Upacara ini diadakan untuk menghormati dan mengirim doa untuk Kyai Kuning, yaitu leluhur warga desa polobogo. Oleh sebab itulah upacaranya juga disebut mbangkuningan karena untuk menghormati Kyai Kuning. Acara ini dilaksanakan pada bulan rejeb, pada hari Senin Pahing. Mbangkuningan tidak hanya diikuti oleh warga Polobogo saja, tetapi warga dari sekitar kabupaten semarang, bahkan ada yang dating dari Kendal, mereka mengharap berkah dari acara tersebut.
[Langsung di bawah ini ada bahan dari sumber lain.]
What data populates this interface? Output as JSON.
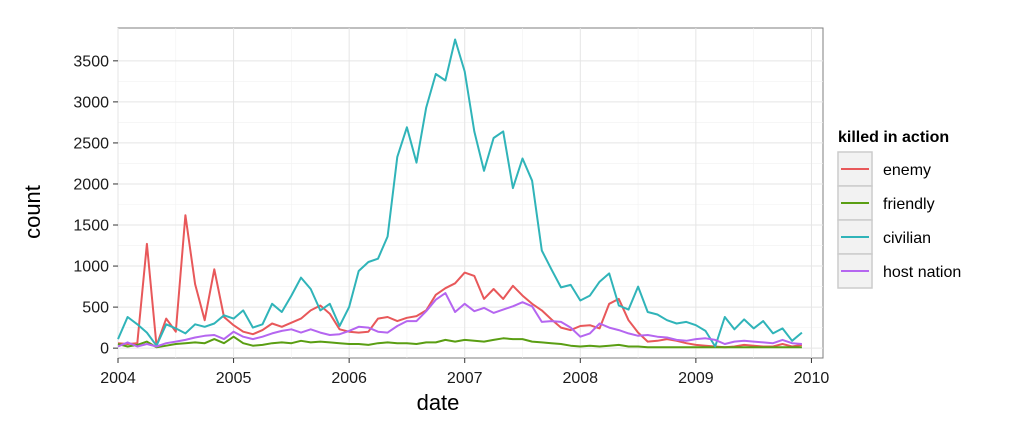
{
  "chart_data": {
    "type": "line",
    "xlabel": "date",
    "ylabel": "count",
    "xlim": [
      2004.0,
      2010.1
    ],
    "ylim": [
      -120,
      3900
    ],
    "x_ticks": [
      2004,
      2005,
      2006,
      2007,
      2008,
      2009,
      2010
    ],
    "y_ticks": [
      0,
      500,
      1000,
      1500,
      2000,
      2500,
      3000,
      3500
    ],
    "grid": true,
    "legend": {
      "title": "killed in action",
      "placement": "right",
      "entries": [
        "enemy",
        "friendly",
        "civilian",
        "host nation"
      ]
    },
    "x": [
      2004.0,
      2004.083,
      2004.167,
      2004.25,
      2004.333,
      2004.417,
      2004.5,
      2004.583,
      2004.667,
      2004.75,
      2004.833,
      2004.917,
      2005.0,
      2005.083,
      2005.167,
      2005.25,
      2005.333,
      2005.417,
      2005.5,
      2005.583,
      2005.667,
      2005.75,
      2005.833,
      2005.917,
      2006.0,
      2006.083,
      2006.167,
      2006.25,
      2006.333,
      2006.417,
      2006.5,
      2006.583,
      2006.667,
      2006.75,
      2006.833,
      2006.917,
      2007.0,
      2007.083,
      2007.167,
      2007.25,
      2007.333,
      2007.417,
      2007.5,
      2007.583,
      2007.667,
      2007.75,
      2007.833,
      2007.917,
      2008.0,
      2008.083,
      2008.167,
      2008.25,
      2008.333,
      2008.417,
      2008.5,
      2008.583,
      2008.667,
      2008.75,
      2008.833,
      2008.917,
      2009.0,
      2009.083,
      2009.167,
      2009.25,
      2009.333,
      2009.417,
      2009.5,
      2009.583,
      2009.667,
      2009.75,
      2009.833,
      2009.917
    ],
    "series": [
      {
        "name": "enemy",
        "color": "#e8585a",
        "values": [
          60,
          50,
          60,
          1270,
          30,
          360,
          200,
          1620,
          780,
          340,
          960,
          380,
          280,
          200,
          170,
          220,
          300,
          260,
          310,
          360,
          460,
          520,
          420,
          230,
          200,
          190,
          200,
          360,
          380,
          330,
          370,
          390,
          460,
          650,
          730,
          790,
          920,
          880,
          600,
          720,
          600,
          760,
          640,
          540,
          460,
          350,
          250,
          220,
          270,
          280,
          240,
          540,
          600,
          340,
          190,
          80,
          90,
          110,
          90,
          60,
          40,
          30,
          20,
          10,
          20,
          40,
          30,
          20,
          20,
          50,
          20,
          40
        ]
      },
      {
        "name": "friendly",
        "color": "#5a9e13",
        "values": [
          50,
          20,
          40,
          80,
          10,
          30,
          50,
          60,
          70,
          60,
          110,
          60,
          140,
          60,
          30,
          40,
          60,
          70,
          60,
          90,
          70,
          80,
          70,
          60,
          50,
          50,
          40,
          60,
          70,
          60,
          60,
          50,
          70,
          70,
          100,
          80,
          100,
          90,
          80,
          100,
          120,
          110,
          110,
          80,
          70,
          60,
          50,
          30,
          20,
          30,
          20,
          30,
          40,
          20,
          20,
          10,
          10,
          10,
          10,
          10,
          10,
          10,
          10,
          10,
          10,
          10,
          10,
          10,
          10,
          10,
          10,
          10
        ]
      },
      {
        "name": "civilian",
        "color": "#30b4b9",
        "values": [
          110,
          380,
          290,
          190,
          30,
          290,
          240,
          180,
          290,
          260,
          300,
          400,
          360,
          460,
          250,
          290,
          540,
          440,
          640,
          860,
          720,
          460,
          540,
          270,
          500,
          940,
          1050,
          1090,
          1360,
          2330,
          2690,
          2260,
          2930,
          3340,
          3260,
          3760,
          3370,
          2640,
          2160,
          2560,
          2640,
          1950,
          2310,
          2040,
          1190,
          960,
          740,
          770,
          580,
          640,
          810,
          910,
          520,
          470,
          750,
          440,
          410,
          340,
          300,
          320,
          280,
          210,
          20,
          380,
          230,
          350,
          240,
          330,
          180,
          240,
          90,
          190
        ]
      },
      {
        "name": "host nation",
        "color": "#b566f0",
        "values": [
          20,
          70,
          20,
          50,
          20,
          60,
          80,
          100,
          130,
          150,
          160,
          110,
          200,
          140,
          110,
          140,
          180,
          210,
          230,
          190,
          230,
          190,
          160,
          170,
          210,
          260,
          250,
          200,
          190,
          270,
          330,
          330,
          450,
          590,
          670,
          440,
          540,
          450,
          490,
          430,
          470,
          510,
          560,
          510,
          320,
          330,
          320,
          250,
          140,
          180,
          300,
          250,
          220,
          180,
          150,
          160,
          140,
          130,
          100,
          90,
          110,
          120,
          100,
          50,
          80,
          90,
          80,
          70,
          60,
          100,
          60,
          50
        ]
      }
    ]
  }
}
Sehari sebelum upacara dilaksanakan, diadakan kerja bakti warga untuk membersihkan makan sunan kuning dan keluarganya. Dan pada keesokan harinya warga desa menggelar doa di makam dengan membawa nasi, lauk, dan jajan pasar untuk dibawa ke makan guna mengikuti upacara mbangkuningan. Pada zaman dahulu nasi dan lauk berfungsi sebagai sesajen, dan makanan yang sudah di bawa ke makam tidak boleh dibawa pulang kembali oleh yang membawa. Yang boleh membawa adalah orang dari luar desa yang mengikuti acara untuk mengharap berkah. Tetapi sekarang cara seperti itu bsudah diubah seiring dengan berkembangnya agama islam,makna dari membawa nasi dan lauk pauk ini adalah untuk memberi makan orang yang ikut acara mbangkuningan.Dan agar makanan yang sudah dibawa tidak tersisa dan dibawa pulang lagi kerumah, pada acara mbangkuningan sekarang, semua warga yang ikut acara diwajibkan untuk ikut makan bersama-sama.